Elaborando i dati e confrontandoli con la popolazione esposta, l’Organizzazione mondiale della sanità ha, nel dossier pubblico (http://www.quotidianosanita.it/allegati/allegato4677279.pdf), riconosciuto l’inquinamento dell’aria come il “fattore di rischio maggiore” delle malattie non trasmissibili (NDC) considerate all’origine del 70% dei decessi in tutto il mondo. L’inquinamento dell’aria  è causa del 24% di tutte le morti per attacco cardiaco, del 25% degli ictus letali, del 29% di cancro ai polmoni, e del 43% delle morti per malattie polmonari ostruttive (asma, bronchiti). La stima globale delle vittime è inoltre in progressiva crescita, tra il 2016 e il 2017, dell’8%: da 6,5 milioni a 7. E mentre la mortalità causata dall’inquinamento “indoor”, degli ambienti di vita, sta decrescendo (da 4,3 a 3,8), quello determinato dall’inquinamento dell’aria esterna è in vistosa crescita (da 3 milioni a 4,3).

Segno evidente di una minor esposizione ai rischi nelle povere abitazioni delle regioni agricole, derivante soprattutto dalla cottura con biomasse o combustibili poveri ed un aumento molto rapido dell’esposizione all’aria inquinata delle città o delle nuove zone industriali soprattutto nelle regioni asiatiche.

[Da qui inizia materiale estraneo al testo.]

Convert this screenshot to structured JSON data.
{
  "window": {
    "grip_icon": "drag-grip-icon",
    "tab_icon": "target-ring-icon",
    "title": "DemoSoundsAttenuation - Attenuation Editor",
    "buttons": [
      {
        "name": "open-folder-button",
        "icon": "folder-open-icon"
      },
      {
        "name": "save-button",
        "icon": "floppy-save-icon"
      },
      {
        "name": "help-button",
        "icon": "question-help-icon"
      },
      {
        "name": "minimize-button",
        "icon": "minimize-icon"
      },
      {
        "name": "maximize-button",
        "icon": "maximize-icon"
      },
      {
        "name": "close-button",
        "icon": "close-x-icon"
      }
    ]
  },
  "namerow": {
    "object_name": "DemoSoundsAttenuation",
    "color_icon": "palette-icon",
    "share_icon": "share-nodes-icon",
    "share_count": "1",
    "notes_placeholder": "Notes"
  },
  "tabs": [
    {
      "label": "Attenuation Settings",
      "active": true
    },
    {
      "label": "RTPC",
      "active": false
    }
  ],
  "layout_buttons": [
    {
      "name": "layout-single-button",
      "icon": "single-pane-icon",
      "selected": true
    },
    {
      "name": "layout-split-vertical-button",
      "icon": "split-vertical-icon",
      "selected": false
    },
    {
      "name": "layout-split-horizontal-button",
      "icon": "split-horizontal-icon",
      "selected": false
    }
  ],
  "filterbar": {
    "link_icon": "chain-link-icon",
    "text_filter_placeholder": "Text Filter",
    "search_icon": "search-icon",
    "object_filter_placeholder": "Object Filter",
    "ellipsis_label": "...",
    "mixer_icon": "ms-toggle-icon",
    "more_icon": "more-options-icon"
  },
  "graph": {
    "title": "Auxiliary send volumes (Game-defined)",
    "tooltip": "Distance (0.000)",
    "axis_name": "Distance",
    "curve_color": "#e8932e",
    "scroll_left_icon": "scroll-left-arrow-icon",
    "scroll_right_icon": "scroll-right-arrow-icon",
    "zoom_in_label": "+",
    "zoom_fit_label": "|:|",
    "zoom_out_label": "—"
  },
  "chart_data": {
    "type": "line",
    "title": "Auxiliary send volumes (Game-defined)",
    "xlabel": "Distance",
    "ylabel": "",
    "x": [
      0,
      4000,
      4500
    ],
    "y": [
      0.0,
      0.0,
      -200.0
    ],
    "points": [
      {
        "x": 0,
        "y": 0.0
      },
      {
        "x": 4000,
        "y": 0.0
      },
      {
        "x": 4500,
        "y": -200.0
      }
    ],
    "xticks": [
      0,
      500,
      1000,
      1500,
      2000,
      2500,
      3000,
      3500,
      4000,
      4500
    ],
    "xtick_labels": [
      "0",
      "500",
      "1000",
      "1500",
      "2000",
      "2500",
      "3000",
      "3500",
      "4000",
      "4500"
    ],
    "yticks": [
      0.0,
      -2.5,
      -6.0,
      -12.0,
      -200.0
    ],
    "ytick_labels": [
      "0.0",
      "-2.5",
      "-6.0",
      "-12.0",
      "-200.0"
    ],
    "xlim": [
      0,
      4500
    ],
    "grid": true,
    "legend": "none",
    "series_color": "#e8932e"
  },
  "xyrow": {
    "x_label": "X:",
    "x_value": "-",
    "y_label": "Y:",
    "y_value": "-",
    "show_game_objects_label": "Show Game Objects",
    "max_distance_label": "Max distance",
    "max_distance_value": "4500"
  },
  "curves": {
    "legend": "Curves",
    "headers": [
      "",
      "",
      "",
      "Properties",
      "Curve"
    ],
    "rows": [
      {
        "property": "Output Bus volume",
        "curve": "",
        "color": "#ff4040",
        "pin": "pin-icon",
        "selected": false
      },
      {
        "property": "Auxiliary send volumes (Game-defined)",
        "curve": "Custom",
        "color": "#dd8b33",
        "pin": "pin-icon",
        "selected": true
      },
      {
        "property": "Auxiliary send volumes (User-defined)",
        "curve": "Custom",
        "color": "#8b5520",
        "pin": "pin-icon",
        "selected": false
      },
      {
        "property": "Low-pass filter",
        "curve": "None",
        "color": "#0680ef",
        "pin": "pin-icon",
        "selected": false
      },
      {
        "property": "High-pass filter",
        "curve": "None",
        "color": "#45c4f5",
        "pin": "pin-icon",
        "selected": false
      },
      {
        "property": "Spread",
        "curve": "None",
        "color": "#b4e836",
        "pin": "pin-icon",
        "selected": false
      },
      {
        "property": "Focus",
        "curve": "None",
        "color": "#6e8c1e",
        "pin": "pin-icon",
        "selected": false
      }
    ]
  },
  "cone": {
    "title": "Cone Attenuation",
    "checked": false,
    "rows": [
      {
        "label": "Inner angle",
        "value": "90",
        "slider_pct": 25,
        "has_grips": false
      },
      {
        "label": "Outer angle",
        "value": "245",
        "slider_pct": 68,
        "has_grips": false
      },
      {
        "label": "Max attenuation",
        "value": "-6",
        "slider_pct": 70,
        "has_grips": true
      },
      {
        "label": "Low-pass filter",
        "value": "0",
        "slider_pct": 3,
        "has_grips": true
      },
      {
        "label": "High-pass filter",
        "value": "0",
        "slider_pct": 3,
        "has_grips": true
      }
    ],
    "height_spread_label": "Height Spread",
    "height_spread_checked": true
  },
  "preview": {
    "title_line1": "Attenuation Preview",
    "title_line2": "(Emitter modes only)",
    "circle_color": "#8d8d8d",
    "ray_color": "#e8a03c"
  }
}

Le regioni più colpite sono quelle del Sudest asiatico, come l’India, e quelle del Pacifico occidentale (inclusa la Cina) con più di 2 milioni di decessi ciascuna delle due zone. In città come Nuova Delhi, Pechino, Shangai, Lima o il Messico, e molte megalopoli del mondo intero superano quotidianamente più di cinque volte la soglia raccomandata di 10 µg/m³ di polveri sottili PM2,5 (vedi link (http://www.who.int/phe/health_topics/outdoorair/databases/cities/en/). In Europa occidentale, dove l’inquinamento è soggetto a politiche di intervento da anni, questo livello è normalmente superato “solo” di 2 o 3 volte.

Anche noi, come noto, non siamo indenni dall’inquinamento, secondo gli ultimi dati pubblicati dall’Oms, nove persone su dieci (91% della popolazione mondiale) sono esposte quotidianamente ad un’aria che contiene “alti livelli di inquinanti”. Tra gli inquinanti sotto accusa, oltre alle polveri sottili, gli ossidi d’azoto, prodotti soprattutto dalla combustione di carbone e petrolio per l’industria, il riscaldamento e dai motori degli autoveicoli, come documentato dalle linee guida dell’Oms (http://www.quotidianosanita.it/allegati/allegato7079867.pdf).

E se le regioni più colpite sono l’India e la Cina, mentre l’Africa totalizza 1 milione di vittime. Nei paesi dell’arco mediterraneo orientale sono concentrati tanti decessi quanto in tutto il continente europeo: circa 500 mila. Per la sola Italia la stima, basata sui dati aggregati dall’Agenzia europea per l’ambiente, è di almeno 60 mila decessi prematuri all’anno. Ma in tutti i paesi del mondo, non tutta la popolazione è esposta allo stesso rischio: l’Oms evidenzia che le prime vittime sono i bambini. Il 7% delle morti avviene in bambini e ragazzi sotto i 15 anni e la polmonite è la principale causa di mortalità tra i bambini con età inferiore ai 5 anni. Il rapporto insiste anche sulla vulnerabilità delle donne che, nei paesi in via di sviluppo, cucinano ancora con bracieri aperti, stufe o i forni a carbone.

L’Oms incoraggia infine esplicitamente gli sforzi degli stati nella lotta all’inquinamento, citando la decisione del governo cinese di ridurre drasticamente l’uso del carbone, gli sforzi del Messico per un minor uso di oli pesanti e delle città (C40) come Parigi che hanno annunciato il divieto progressivo di circolazione dei veicoli diesel.